John Doyle
The Globe and Mail
Published on Monday, June 21, 2010
“On the day they were expected to produce their ‘finest hour’ to mark the 70th anniversary of Winston Churchill’s famous wartime speech, the Three Lions whimpered rather than roared.”
That’s what English tabloid The Sun declared on Saturday. It’s implausible that the mediocrities playing for England against Algeria the evening before had Winston Churchill or wartime on their minds. But The Sun did, and was not alone among English media outlets. The English supporters also tend to think of a World Cup campaign as a series of battles in a war to prove England’s superiority over cocky, preposterous foreigners.
The thinking is this: The foreigners are cocky, skilled even, but it is preposterous to think England’s bulldog spirit won’t win in the end. Two World Wars and one World Cup have proved that.
The problem is, there is more than a disconnect between the hysterical media hype and public expectation, and the players themselves. There is a vast chasm. All that talent in England. All that narcissism and confidence. All that money. All that English club success, and then these endlessly mediocre performances. The England players live in Premier League-created bubbles of indulgence and over-praise. They lack the discipline of the soldiers summoned into memory by The Sun and they lack the professional discipline of players from other countries. The team performing so poorly in South Africa contains a gaggle of binge-drinking serial adulterers and skirt-chasing, night-clubbing airheads.
Still, the iconography of war and wartime exploits is ceaselessly mustered in England. In March, shortly after Rio Ferdinand had been named England captain, The Sun (top-selling tabloid in England and the soccer-player’s favourite by all accounts) ran a feature story that began with a florid description of a English solider charging though the mud at the battle of the Somme, “with bayonet fixed” and dying a hero. Then the story declared: “Today The Sun can reveal this fallen hero of the First World War was the great-great grandfather of England captain Rio Ferdinand.”
That’s one unsubtle connection and suggestion that an England captain leading a team to the World Cup is leading his men to war.

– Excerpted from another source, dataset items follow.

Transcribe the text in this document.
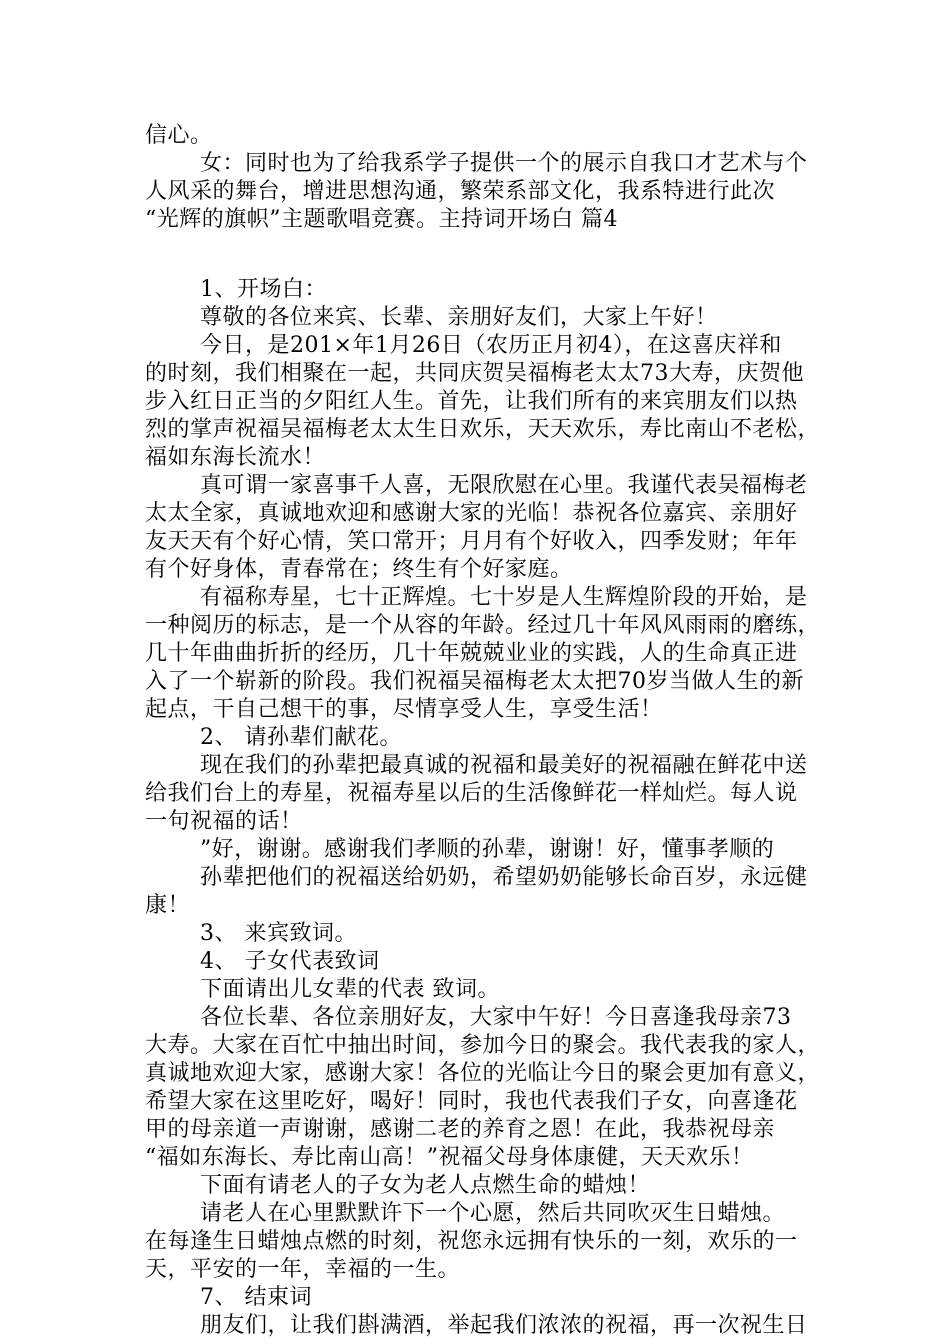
信心。
女：同时也为了给我系学子提供一个的展示自我口才艺术与个
人风采的舞台，增进思想沟通，繁荣系部文化，我系特进行此次
“光辉的旗帜”主题歌唱竞赛。主持词开场白 篇4
1、开场白：
尊敬的各位来宾、长辈、亲朋好友们，大家上午好！
今日，是201×年1月26日（农历正月初4），在这喜庆祥和
的时刻，我们相聚在一起，共同庆贺吴福梅老太太73大寿，庆贺他
步入红日正当的夕阳红人生。首先，让我们所有的来宾朋友们以热
烈的掌声祝福吴福梅老太太生日欢乐，天天欢乐，寿比南山不老松，
福如东海长流水！
真可谓一家喜事千人喜，无限欣慰在心里。我谨代表吴福梅老
太太全家，真诚地欢迎和感谢大家的光临！恭祝各位嘉宾、亲朋好
友天天有个好心情，笑口常开；月月有个好收入，四季发财；年年
有个好身体，青春常在；终生有个好家庭。
有福称寿星，七十正辉煌。七十岁是人生辉煌阶段的开始，是
一种阅历的标志，是一个从容的年龄。经过几十年风风雨雨的磨练，
几十年曲曲折折的经历，几十年兢兢业业的实践，人的生命真正进
入了一个崭新的阶段。我们祝福吴福梅老太太把70岁当做人生的新
起点，干自己想干的事，尽情享受人生，享受生活！
2、 请孙辈们献花。
现在我们的孙辈把最真诚的祝福和最美好的祝福融在鲜花中送
给我们台上的寿星，祝福寿星以后的生活像鲜花一样灿烂。每人说
一句祝福的话！
”好，谢谢。感谢我们孝顺的孙辈，谢谢！好，懂事孝顺的
孙辈把他们的祝福送给奶奶，希望奶奶能够长命百岁，永远健
康！
3、 来宾致词。
4、 子女代表致词
下面请出儿女辈的代表 致词。
各位长辈、各位亲朋好友，大家中午好！今日喜逢我母亲73
大寿。大家在百忙中抽出时间，参加今日的聚会。我代表我的家人，
真诚地欢迎大家，感谢大家！各位的光临让今日的聚会更加有意义，
希望大家在这里吃好，喝好！同时，我也代表我们子女，向喜逢花
甲的母亲道一声谢谢，感谢二老的养育之恩！在此，我恭祝母亲
“福如东海长、寿比南山高！”祝福父母身体康健，天天欢乐！
下面有请老人的子女为老人点燃生命的蜡烛！
请老人在心里默默许下一个心愿，然后共同吹灭生日蜡烛。
在每逢生日蜡烛点燃的时刻，祝您永远拥有快乐的一刻，欢乐的一
天，平安的一年，幸福的一生。
7、 结束词
朋友们，让我们斟满酒，举起我们浓浓的祝福，再一次祝生日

In fact, war-like imagery tends to saturate coverage of the England team. I know this, I was at two of England’s qualifying games for this World Cup. The first, England’s first competitive game since failing to qualify fort Euro 2008, was at Wembley Stadium against the minnows Kazakhstan. The day before, the print edition of The Guardian carried a startling photo of the England team in training. In red shirts or rain jackets, running, arms swaying and fists at chest-level, they looked eerily familiar to any student of English history. They were the Red Coats, soldiers from another century. You could plausibly Photoshop muskets into their arms. They were stouthearted chaps, armed and ready for action.
The second game, by which time England had secured qualification, was against another minnow country, Belarus, at Wembley. At the game, members of the British armed forces, in uniform, carried the flags of the countries into the field. Clearly the warlike imagery and the belief in a glorious is believed to help to inspire some players.
And then there is, or was until recently, the WAGS (wives and girlfriends of the players) phenomenon. It’s not happening in South Africa because manager Fabio Capello banned it but, usually, at every England game, at home or abroad, there are the WAGS corralled in an exclusive area, near the press, but with a better view of the field. It’s uncanny how those gathered women – pampered, tanned, and in giant sunglasses, even on grey afternoons – resemble the wives, fiancés and mistresses of English generals who gathered for a picnic and fine view of the battles in the Crimean or other Wars.
In this surreal atmosphere of war-imagery, there is, of course, a tendency to blame the foreigner when things go awry. Now, the English media has turned on Fabio Capello. He’s a successful manager, a disciplinarian, and he got England to this World Cup with aplomb. But he’s Italian. His tactics, choices and even treatment of players re criticized – he banned the WAGS, banned cell phones and doesn’t show the star players enough respect. He’s become a figure of suspicion.
The latest news from the England camp on Sunday suggested that the team has turned against him. John Terry, stripped of the captaincy by Capello after having a lurid affair with the ex-girlfriend of a teammate, announced a “clear the air”, meeting with Capello. He also suggested Capello’s failure to play Joe Cole would arise. Now, Cole’s a good, creative player who can dazzle but he tends to do that playing for Chelsea, surrounded by an aristocracy of world-class players: the German Michael Ballack; the Ivory Coast’s Didier Drogba and Ghanaian Michael Essien. Capello has his reasons for not playing Cole. And the idea of Cole as saviour is flimsy. If the USA and Algeria can smother Wayne Rooney, Slovenia can probably smother Cole’s talents.
But the central point in the matter is this – the team questioning the manager is rather like soldiers defying their commanding officer. It isn’t done. But these are not soldiers. These are wimps shifting blame. The English media and the public don’t grasp that yet. Maybe they never will. It’s England’s old problem, and it won’t be solved on the battlefields of South Africa. Winston Churchill wouldn’t give these guys the time of day.